University of Minnesota
Cultural Studies & Comparative Literature
cscl@umn.edu
612-624-8099


Department of Comparative Literature and Cultural Studies

Graduate Studies

Comparative Literature

Comparative Literature is the oldest field of modern literary criticism, dating from the eighteenth century. It is a university discipline of long standing in the United States and elsewhere. Both nationally and internationally, some Comparative Literature programs emphasize national or linguistic literary traditions, some interweave literary criticism with other forms of humanistic research, and others focus on literary and cultural theory.

The graduate program at the University of Minnesota, while engaged in all of these approaches, primarily has followed the third; in fact our program is seen as one of its initiators. We see ourselves as engaged in pushing the bounds of critical inquiry in the humanities in general, as befits our current situation in the Department of Cultural Studies and Comparative Literature. In part due to this departmental structure, we are uniquely situated to foster the complex and penetrating kinds of critical inquiry into literature and culture to which we are committed.

The current research and teaching of our faculty embrace the divergent dimensions in which literature is engaged with history and social practice. Our ongoing work extends across such areas of inquiry as: the comparative study of national literatures; emergent literatures within so-called First and Third World cultures; the transformation of Comparative Literature as a discipline from the study of European “Weltliteratur” to a less centered orientation that includes the production of writers from former colonies, both inside and outside Europe; postcolonial criticism; questions of cultural politics; problems of narrative, e.g., in nation building; interrogation of systems of value; women's writing; film studies; gender and queer theory; language; psychoanalysis; relations between technology and subjectivity within the context of modernity; and the study of institutional histories in relation to cultural policy.

The PhD program in Comparative Literature is one of two graduate programs located in the Department of Cultural Studies and Comparative Literature (CSCL), the other being the PhD program in Comparative Studies in Discourse and Society. Enrollment in the two programs totals 50 students. In addition, the Comparative Literature program serves graduate students from the “national” literature departments as a chief locus for the study of literary theory. By admitting a maximum of four students per year, the Comparative Literature program seeks to maintain a close-knit student body and high level of interaction between students and faculty.
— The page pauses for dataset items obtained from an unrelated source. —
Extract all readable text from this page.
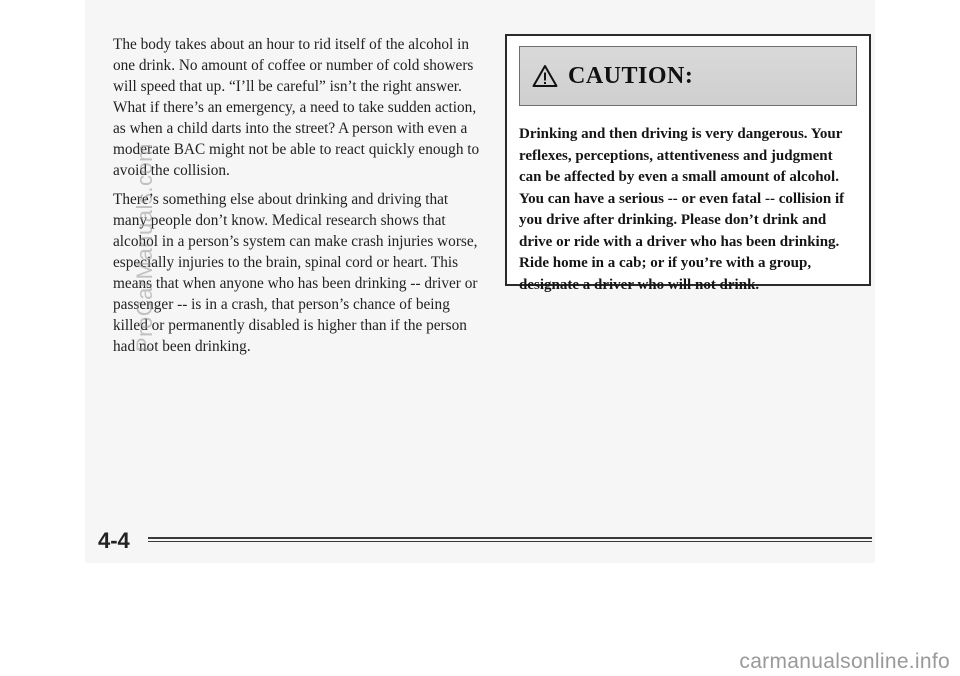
The body takes about an hour to rid itself of the alcohol in one drink. No amount of coffee or number of cold showers will speed that up. “I’ll be careful” isn’t the right answer. What if there’s an emergency, a need to take sudden action, as when a child darts into the street? A person with even a moderate BAC might not be able to react quickly enough to avoid the collision.

There’s something else about drinking and driving that many people don’t know. Medical research shows that alcohol in a person’s system can make crash injuries worse, especially injuries to the brain, spinal cord or heart. This means that when anyone who has been drinking -- driver or passenger -- is in a crash, that person’s chance of being killed or permanently disabled is higher than if the person had not been drinking.

CAUTION:
Drinking and then driving is very dangerous. Your reflexes, perceptions, attentiveness and judgment can be affected by even a small amount of alcohol. You can have a serious -- or even fatal -- collision if you drive after drinking. Please don’t drink and drive or ride with a driver who has been drinking. Ride home in a cab; or if you’re with a group, designate a driver who will not drink.
4-4
ProCarManuals.com
carmanualsonline.info
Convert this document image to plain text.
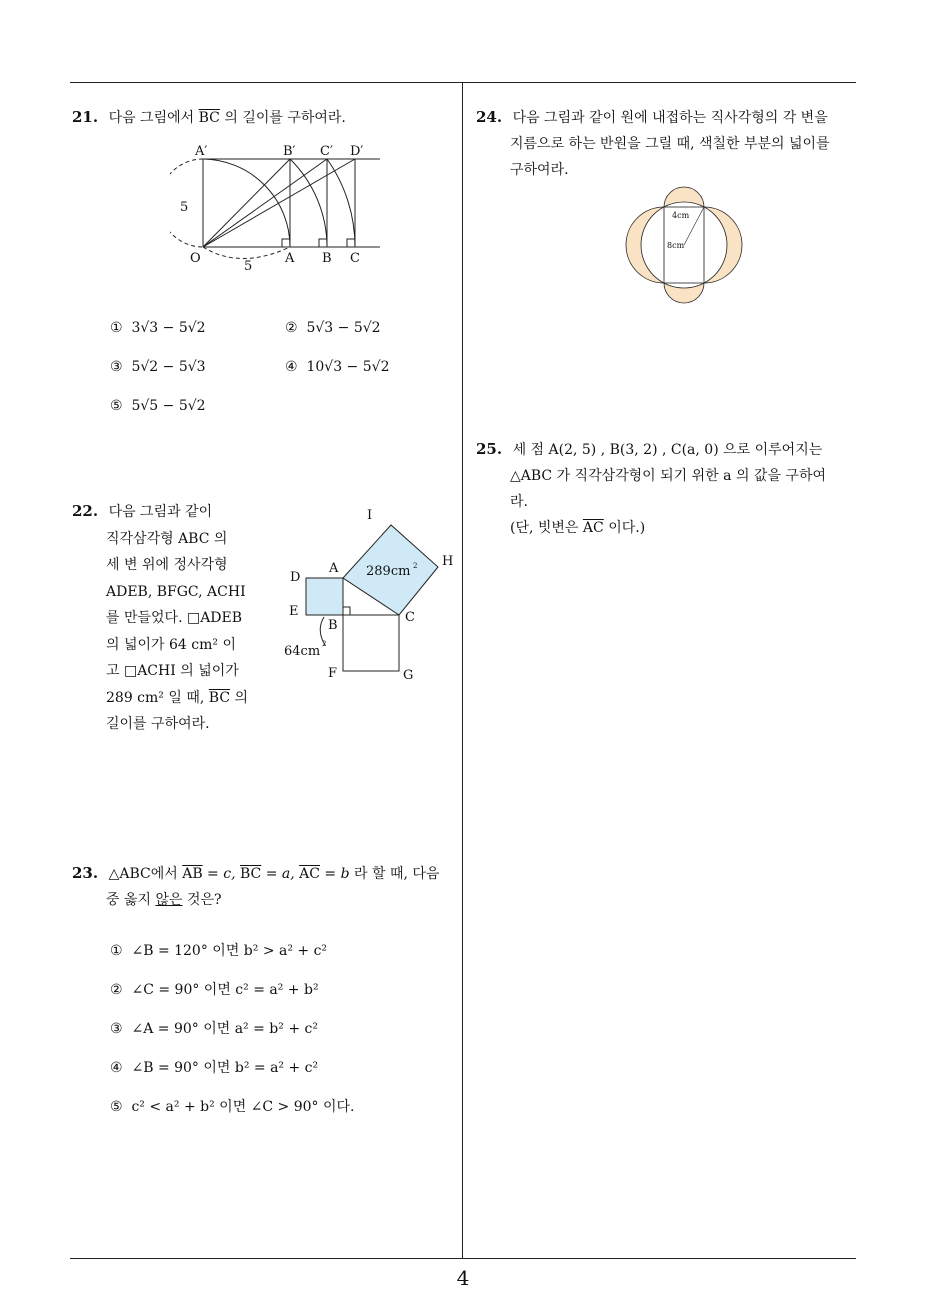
21. 다음 그림에서 $\overline{BC}$ 의 길이를 구하여라.
A′	B′ C′ D′
O	A B C
5
5
① 3√3 − 5√2	② 5√3 − 5√2
③ 5√2 − 5√3	④ 10√3 − 5√2
⑤ 5√5 − 5√2
22. 다음 그림과 같이
직각삼각형 ABC 의
세 변 위에 정사각형
ADEB, BFGC, ACHI
를 만들었다. □ADEB
의 넓이가 64 cm² 이
고 □ACHI 의 넓이가
289 cm² 일 때, $\overline{BC}$ 의
길이를 구하여라.
I
H
A
D
E
B
C
F	G
289cm
64cm
2
2
23. △ABC에서 $\overline{AB} = c$, $\overline{BC} = a$, $\overline{AC} = b$ 라 할 때, 다음
중 옳지 않은 것은?
① ∠B = 120° 이면 b² > a² + c²
② ∠C = 90° 이면 c² = a² + b²
③ ∠A = 90° 이면 a² = b² + c²
④ ∠B = 90° 이면 b² = a² + c²
⑤ c² < a² + b² 이면 ∠C > 90° 이다.
24. 다음 그림과 같이 원에 내접하는 직사각형의 각 변을
지름으로 하는 반원을 그릴 때, 색칠한 부분의 넓이를
구하여라.
4cm
8cm
25. 세 점 A(2, 5) , B(3, 2) , C(a, 0) 으로 이루어지는
△ABC 가 직각삼각형이 되기 위한 a 의 값을 구하여
라.
(단, 빗변은 $\overline{AC}$ 이다.)
4
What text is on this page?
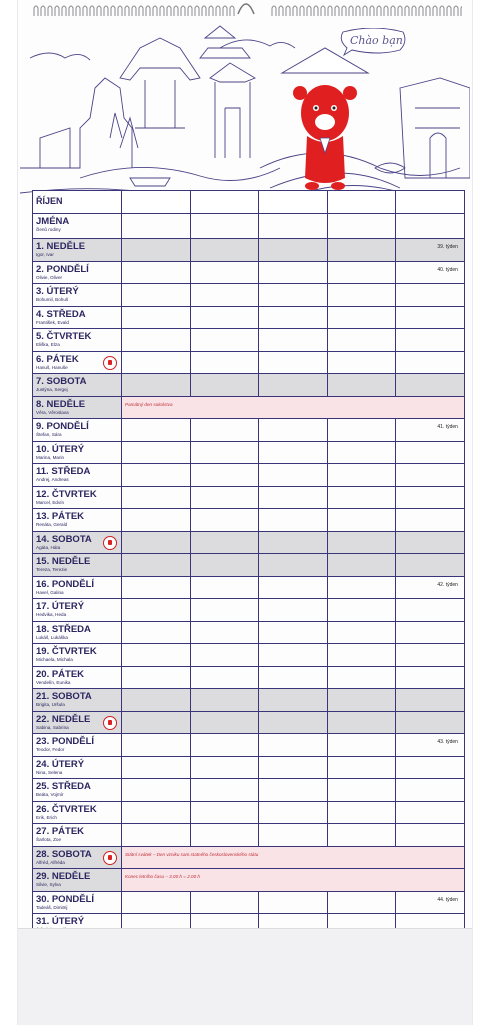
Chào bạn
ŘÍJEN					

JMÉNA
členů rodiny					

1. NEDĚLE
Igor, Ivar					39. týden

2. PONDĚLÍ
Olivie, Oliver					40. týden

3. ÚTERÝ
Bohumil, Bohuš					

4. STŘEDA
František, Evald					

5. ČTVRTEK
Eliška, Elza					

6. PÁTEK
Hanuš, Hanuše					

7. SOBOTA
Justýna, Sergej					

8. NEDĚLE
Věra, Věroslava	Památný den sokolstva				

9. PONDĚLÍ
Štefan, Sára					41. týden

10. ÚTERÝ
Marina, Marin					

11. STŘEDA
Andrej, Andreas					

12. ČTVRTEK
Marcel, Edvín					

13. PÁTEK
Renáta, Gerald					

14. SOBOTA
Agáta, Háta					

15. NEDĚLE
Tereza, Terezie					

16. PONDĚLÍ
Havel, Galina					42. týden

17. ÚTERÝ
Hedvika, Heda					

18. STŘEDA
Lukáš, Lukáška					

19. ČTVRTEK
Michaela, Michala					

20. PÁTEK
Vendelín, Eunika					

21. SOBOTA
Brigita, Uršula					

22. NEDĚLE
Sabina, Sabrina					

23. PONDĚLÍ
Teodor, Fedor					43. týden

24. ÚTERÝ
Nina, Selena					

25. STŘEDA
Beáta, Vojmír					

26. ČTVRTEK
Erik, Erich					

27. PÁTEK
Šarlota, Zoe					

28. SOBOTA
Alfréd, Alfréda	Státní svátek – Den vzniku sam.statného československého státu				

29. NEDĚLE
Silvie, Sylva	Konec letního času – 3.00 h = 2.00 h				

30. PONDĚLÍ
Tadeáš, Dimitrij					44. týden

31. ÚTERÝ					
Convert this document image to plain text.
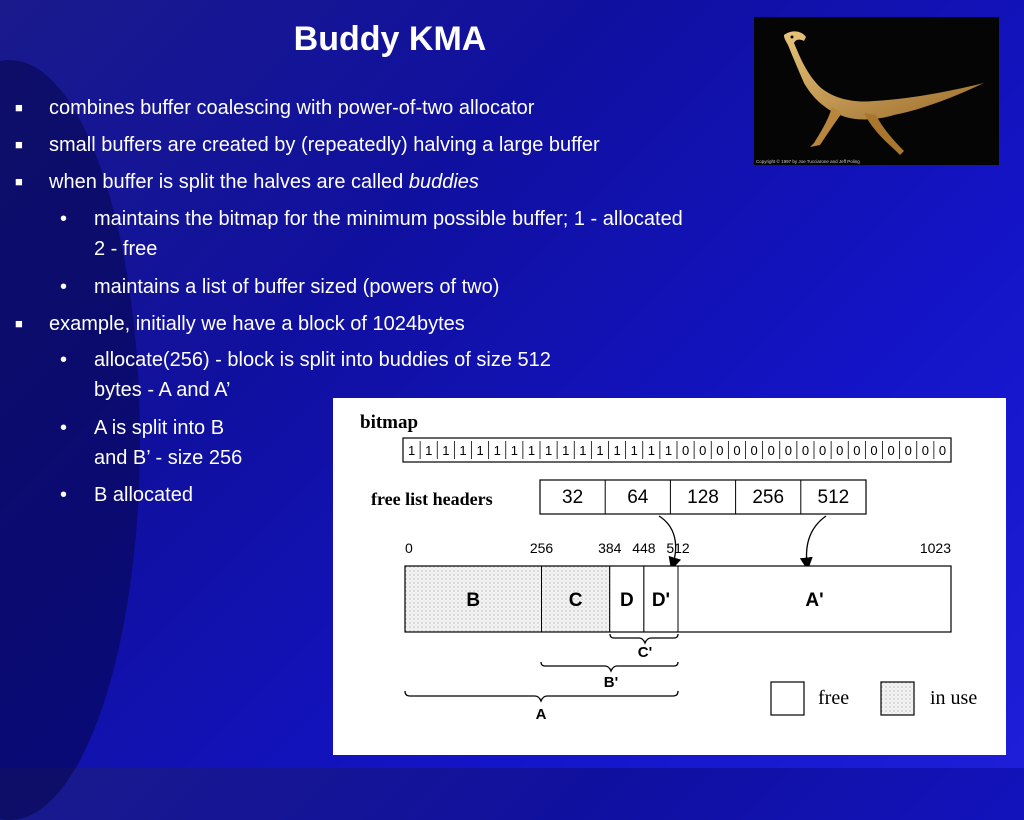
Buddy KMA
Copyright © 1997 by Joe Tucciarone and Jeff Poling
■ combines buffer coalescing with power-of-two allocator
■ small buffers are created by (repeatedly) halving a large buffer
■ when buffer is split the halves are called buddies
• maintains the bitmap for the minimum possible buffer; 1 - allocated
2 - free
• maintains a list of buffer sized (powers of two)
■ example, initially we have a block of 1024bytes
• allocate(256) - block is split into buddies of size 512
bytes - A and A’
• A is split into B
and B’ - size 256
• B allocated
bitmap
1 1 1 1 1 1 1 1 1 1 1 1 1 1 1 1 0 0 0 0 0 0 0 0 0 0 0 0 0 0 0 0
free list headers	32 64 128 256 512
0	256	384 448 512	1023
B	C D D'	A'
C'
B'
A
free	in use
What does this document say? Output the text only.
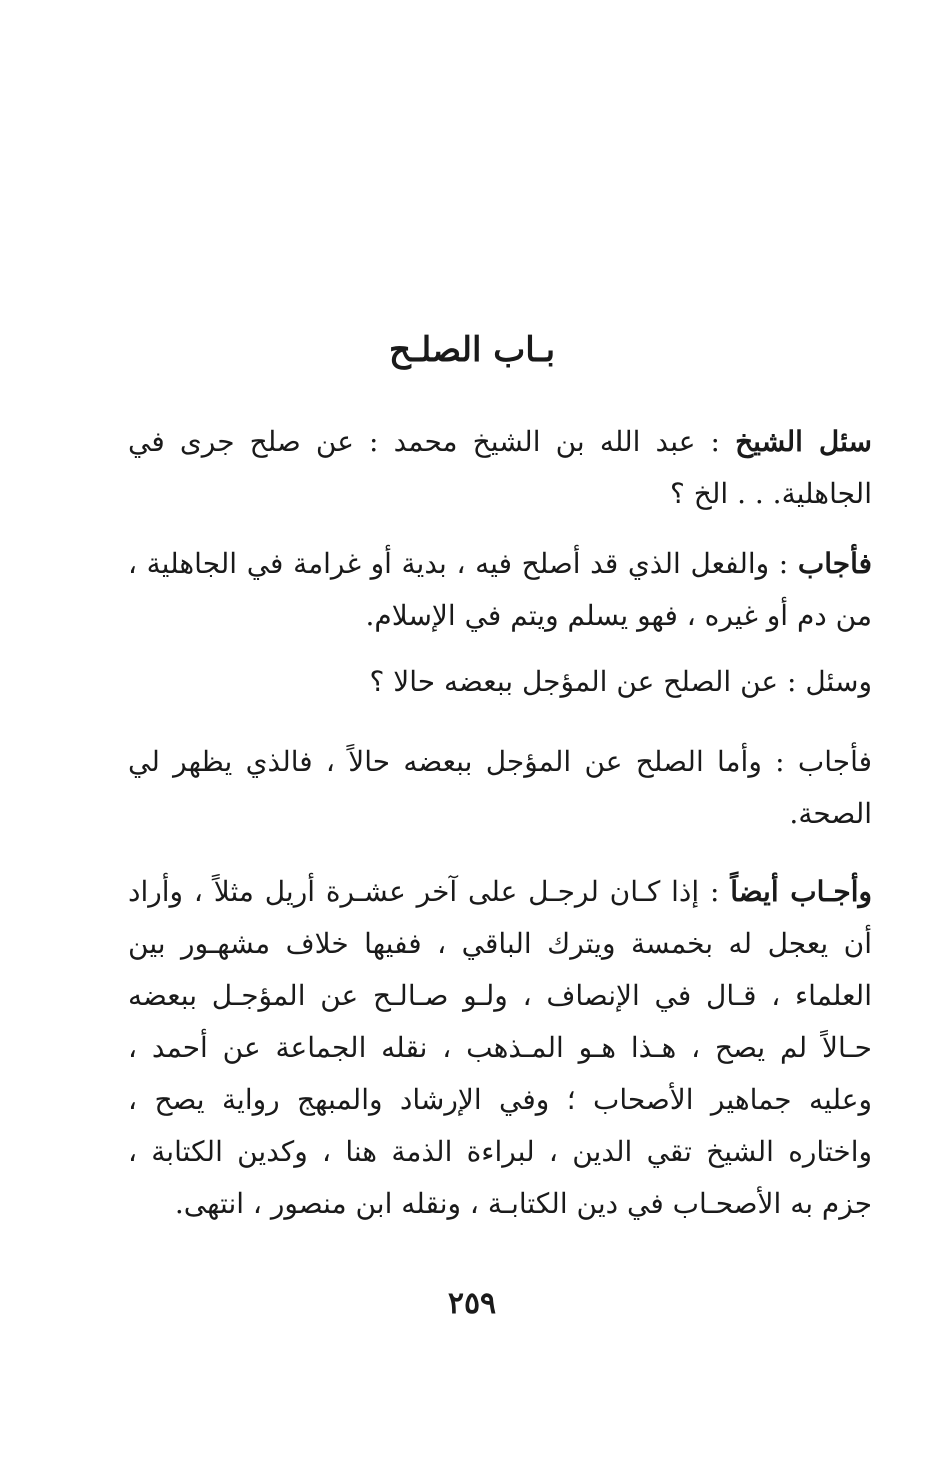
بـاب الصلـح

سئل الشيخ : عبد الله بن الشيخ محمد : عن صلح جرى في الجاهلية. . . الخ ؟

فأجاب : والفعل الذي قد أصلح فيه ، بدية أو غرامة في الجاهلية ، من دم أو غيره ، فهو يسلم ويتم في الإسلام.

وسئل : عن الصلح عن المؤجل ببعضه حالا ؟

فأجاب : وأما الصلح عن المؤجل ببعضه حالاً ، فالذي يظهر لي الصحة.

وأجـاب أيضاً : إذا كـان لرجـل على آخر عشـرة أريل مثلاً ، وأراد أن يعجل له بخمسة ويترك الباقي ، ففيها خلاف مشهـور بين العلماء ، قـال في الإنصاف ، ولـو صـالـح عن المؤجـل ببعضه حـالاً لم يصح ، هـذا هـو المـذهب ، نقله الجماعة عن أحمد ، وعليه جماهير الأصحاب ؛ وفي الإرشاد والمبهج رواية يصح ، واختاره الشيخ تقي الدين ، لبراءة الذمة هنا ، وكدين الكتابة ، جزم به الأصحـاب في دين الكتابـة ، ونقله ابن منصور ، انتهى.

٢٥٩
The faculty of the Comparative Literature program consists of fourteen members who are budgeted and housed in the program's home department, the Department of Cultural Studies and Comparative Literature. In addition there are three faculty members from other literature departments at the University of Minnesota. All fourteen faculty offer courses in our curriculum, serve as committee members, and advise graduate students.

A principal objective of the Comparative Literature program is to prepare candidates for placement in an academic position, generally in a department of comparative literature, in a national language and literature department, or in an allied field, e.g., film studies or gender studies. One major component of this preparation is our emphasis on training in pedagogy; all graduate students take CL 8901, Pedagogy of Cultural Studies and Comparative Literature, which focuses on developing skills and experience in teaching, fellowship application, placement, and other professional concerns. The program attempts to provide all PhD students with undergraduate instructional opportunities at both introductory and intermediate levels.